The witness should see the party sign; but if the deed is signed near him, and is immediately brought to him by the grantor, who tells him that is his signature, and asks him to witness, this would be sufficient in law.

It is desirable that witnesses, when called on to testify, should remember the signature, sealing, &c.; but it is sufficient in law that they are certain of their handwriting, and can declare under oath that they should not have attested the execution and delivery if they had not seen it. If witnesses are dead, proof of their handwriting is sufficient; and if this cannot be offered, then proof of the handwriting of the grantor is enough.
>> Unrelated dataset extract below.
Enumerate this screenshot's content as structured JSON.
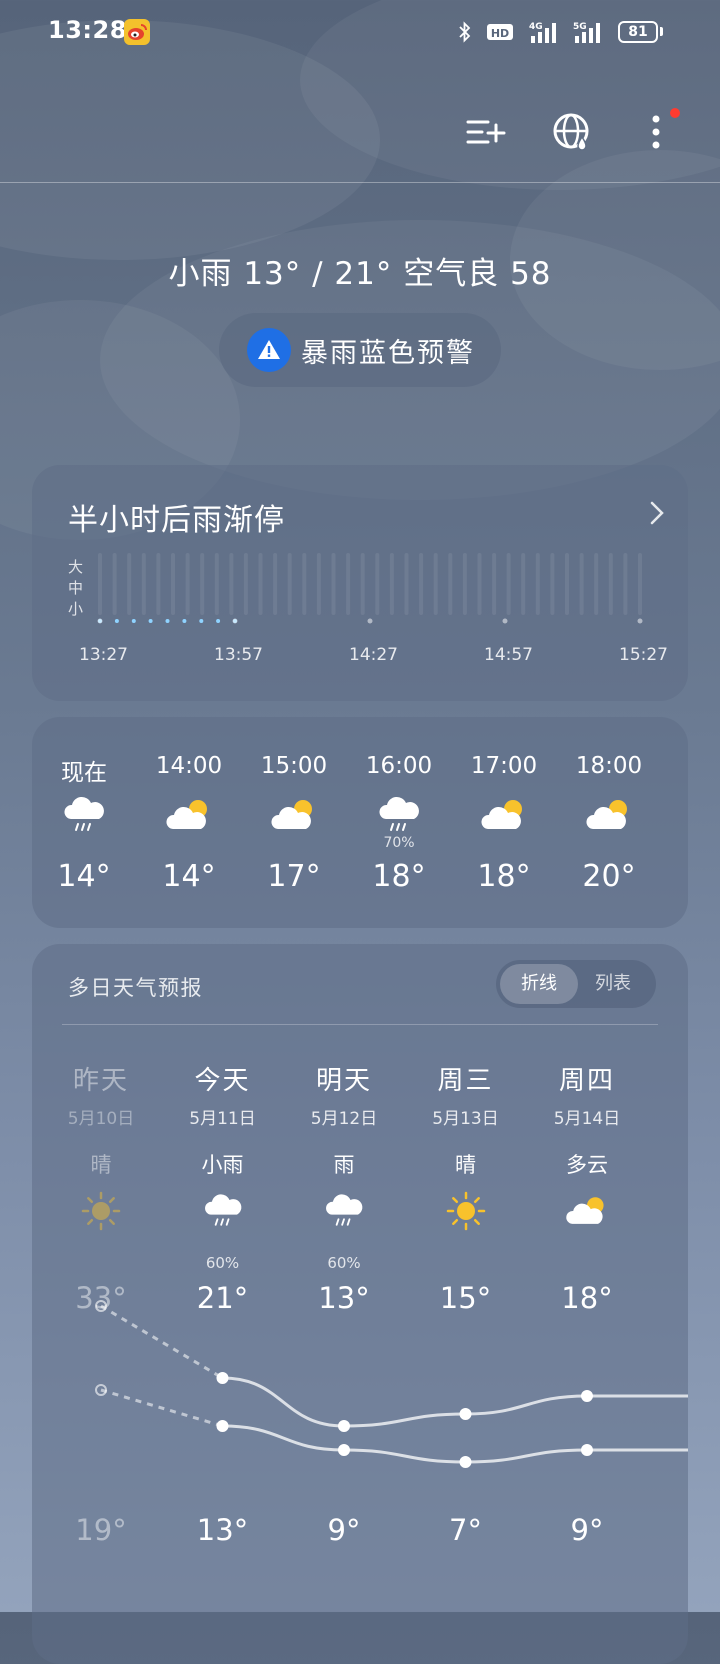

If witnesses attest the signing, sealing, and delivery, in the common form, proof of their handwriting, in case of their death or absence, is proof of the execution and delivery of the deed.

The witness should, properly, be of sufficient age and understanding, but may be a minor. He should have no interest in the deed. Hence a wife is not a proper witness of a deed to her husband. But the courts, and especially a court of equity, would seldom permit a deed to be avoided through the incompetence of a witness, if there were no suspicion of wrong.

So a deed must be acknowledged. For this purpose the grantor must go before a person qualified by law to receive acknowledgments, and exhibit the deed to him, and acknowledge it as his free act and deed; and the person receiving the acknowledgment then certifies that he has received this acknowledgment, under the proper date.

In general an acknowledgment may be made before any justice of the peace, or a commissioner appointed for the State in which the land to be conveyed is situated, if the deed is executed in another State, or any consul or consular agent of the United States if the deed is executed in a foreign country. This acknowledgment must be made, or the deed cannot be recorded. But it seems to be law, that, if the deed gets on record, neither a defect in the acknowledgment, nor a total want of acknowledgment, avoids it; it would not, however, be prudent to act on this supposition.